Beijing’s additional measures, like product security evaluations, further deepen the troubles for AMD in China, signaling a sustained period of challenges for the chipmaker in this market.
The Struggling Giant: Intel (INTC)
Intel faces a more challenging scenario, having generated 27% of its revenue from China in the last year. The escalating restrictions will significantly impact its sales as China represents its largest market, even surpassing the U.S. in terms of revenue generated.
The limitations on Intel’s “Intel Inside” computers in China will add to the company’s woes, with implications on its share in the server CPU market highlighted by TrendForce data.

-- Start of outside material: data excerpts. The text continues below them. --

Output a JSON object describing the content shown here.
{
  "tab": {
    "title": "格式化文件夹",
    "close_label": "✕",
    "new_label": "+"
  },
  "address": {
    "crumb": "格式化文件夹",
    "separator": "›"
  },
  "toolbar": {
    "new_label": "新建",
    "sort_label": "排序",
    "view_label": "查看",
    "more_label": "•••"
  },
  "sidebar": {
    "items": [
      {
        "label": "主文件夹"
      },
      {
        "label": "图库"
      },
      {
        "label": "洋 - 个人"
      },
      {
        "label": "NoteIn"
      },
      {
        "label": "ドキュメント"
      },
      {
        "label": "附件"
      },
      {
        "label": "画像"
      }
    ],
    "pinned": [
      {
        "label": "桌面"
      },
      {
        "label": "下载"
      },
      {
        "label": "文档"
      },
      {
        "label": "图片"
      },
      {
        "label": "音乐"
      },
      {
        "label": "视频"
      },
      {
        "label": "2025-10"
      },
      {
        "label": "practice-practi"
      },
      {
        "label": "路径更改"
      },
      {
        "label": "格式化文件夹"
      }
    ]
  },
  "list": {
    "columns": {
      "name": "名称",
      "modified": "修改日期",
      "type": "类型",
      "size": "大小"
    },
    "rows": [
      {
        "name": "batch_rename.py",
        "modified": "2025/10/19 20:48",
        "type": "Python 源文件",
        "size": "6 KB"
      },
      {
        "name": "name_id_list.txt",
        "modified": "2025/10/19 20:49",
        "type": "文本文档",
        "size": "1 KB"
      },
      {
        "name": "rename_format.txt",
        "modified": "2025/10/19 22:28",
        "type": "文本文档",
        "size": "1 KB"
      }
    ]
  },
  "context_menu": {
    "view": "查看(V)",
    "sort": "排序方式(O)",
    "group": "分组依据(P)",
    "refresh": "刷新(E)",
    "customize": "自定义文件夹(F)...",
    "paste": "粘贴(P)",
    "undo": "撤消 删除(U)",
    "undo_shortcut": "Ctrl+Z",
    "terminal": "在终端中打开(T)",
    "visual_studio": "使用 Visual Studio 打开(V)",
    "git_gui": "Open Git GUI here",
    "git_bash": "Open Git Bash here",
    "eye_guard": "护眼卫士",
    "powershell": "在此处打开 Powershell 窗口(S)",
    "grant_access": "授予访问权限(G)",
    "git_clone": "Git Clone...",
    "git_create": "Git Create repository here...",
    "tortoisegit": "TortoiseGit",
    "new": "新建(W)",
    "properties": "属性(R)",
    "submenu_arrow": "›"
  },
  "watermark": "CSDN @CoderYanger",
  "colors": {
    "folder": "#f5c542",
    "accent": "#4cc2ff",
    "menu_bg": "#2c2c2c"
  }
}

The Resilient Player: Arm Holdings (ARM)
Despite export controls, British chipmaker Arm Holdings manages to navigate the turbulent waters through its joint venture, Arm China. With a quarter of its revenue originating from China, Arm Holdings demonstrates the ability to adapt to evolving market dynamics.
Arm’s compliance with regulations showcases its commitment to sustainable growth, as evidenced by a 7.9% rise in sales to China in its recent fiscal quarter, underscoring its position as a semiconductor stock with growth potential.
Investors are compelled to reassess their portfolios in light of China’s chip crackdown, evaluating the resilience and adaptability of semiconductor stocks in navigating this challenging landscape.